Grande Encyclopédie Larousse 1971-1976Éd. 1971-1976
B

bombardement aérien (suite)

Le cas du Japon est plus significatif encore, puisque le bombardement aérien (le 9 mars 1945, Tōkyō recevait 1 670 t de bombes provoquant la mort de plus de 80 000 personnes) apporte la décision : le 16 août 1945, le Japon, avant qu’aucun débarquement ne soit tenté, accepte la capitulation. Sans doute l’a-t-on attribuée aux deux bombes nucléaires lancées sur Hiroshima et Nagasaki. En réalité, elles semblent plutôt avoir permis à l’empereur de sauver la face, car, dès septembre 1944, son gouvernement avait jugé la guerre perdue et cherché à négocier un armistice par le canal des Soviétiques.

L’avion bombardier

L’efficacité d’un bombardier dépend de quatre facteurs : sa capacité d’emport de bombes, son rayon d’action, son système de navigation et de visée, enfin ses moyens de défense autonome contre les chasseurs, la D. C. A. et, plus récemment, les missiles sol-air.

De quelques dizaines de kilos enlevés en 1914, la capacité d’emport passe à une tonne en 1918. En 1939-1945 plusieurs catégories de bombardiers opèrent en même temps : les bimoteurs légers et moyens (Lioré « 45 », Amiot « 370 » français ; Dornier « 17 », Junkers « 88 » allemands ; « Blenheim », « Mosquito » anglais ; Mitchell « B-26 », « Marauder » américains) emportent de 500 kg à 2 t ; les quadrimoteurs lourds (« B-17 » et « Liberator » américains ; « Halifax » et « Lancaster » anglais) sont chargés de 4 à 6 t de bombes. En 1944, la « Superforteresse B-29 » détient le record avec 8 t, et, après la guerre, le « B-52 » atteint 30 t. Malgré les possibilités offertes par l’aéronautique (v. transport [aviation militaire de]), la capacité d’emport unitaire, devenue moins importante depuis la mise en service des bombes nucléaires, ne sera plus recherchée en priorité.
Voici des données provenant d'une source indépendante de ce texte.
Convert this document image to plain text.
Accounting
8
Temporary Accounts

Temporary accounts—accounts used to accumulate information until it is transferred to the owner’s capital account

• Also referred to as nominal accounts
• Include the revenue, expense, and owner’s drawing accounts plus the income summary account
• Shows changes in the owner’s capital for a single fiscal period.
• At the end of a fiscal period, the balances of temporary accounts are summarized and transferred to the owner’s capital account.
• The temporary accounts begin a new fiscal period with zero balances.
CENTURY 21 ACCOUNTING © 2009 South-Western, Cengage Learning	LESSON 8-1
Le rayon d’action est la distance maximale à laquelle un avion peut lancer un chargement de bombes tout en étant assuré de son retour. C’est une caractéristique fondamentale des appareils de bombardement. Les bombardiers moyens ont un rayon d’action de 1 000 à 2 000 km, celui des bombardiers lourds s’est amélioré jusqu’en 1960 (« B-29 », 3 000 km ; « B-36 », 5 000 à 15 000 km selon la charge de bombe emportée). Depuis, le ravitaillement en vol est devenu pratique courante, et il suffit qu’après un dernier ravitaillement fait à l’abri de l’ennemi le bombardier puisse atteindre son objectif, pratiquement toujours en deçà de 4 000 km.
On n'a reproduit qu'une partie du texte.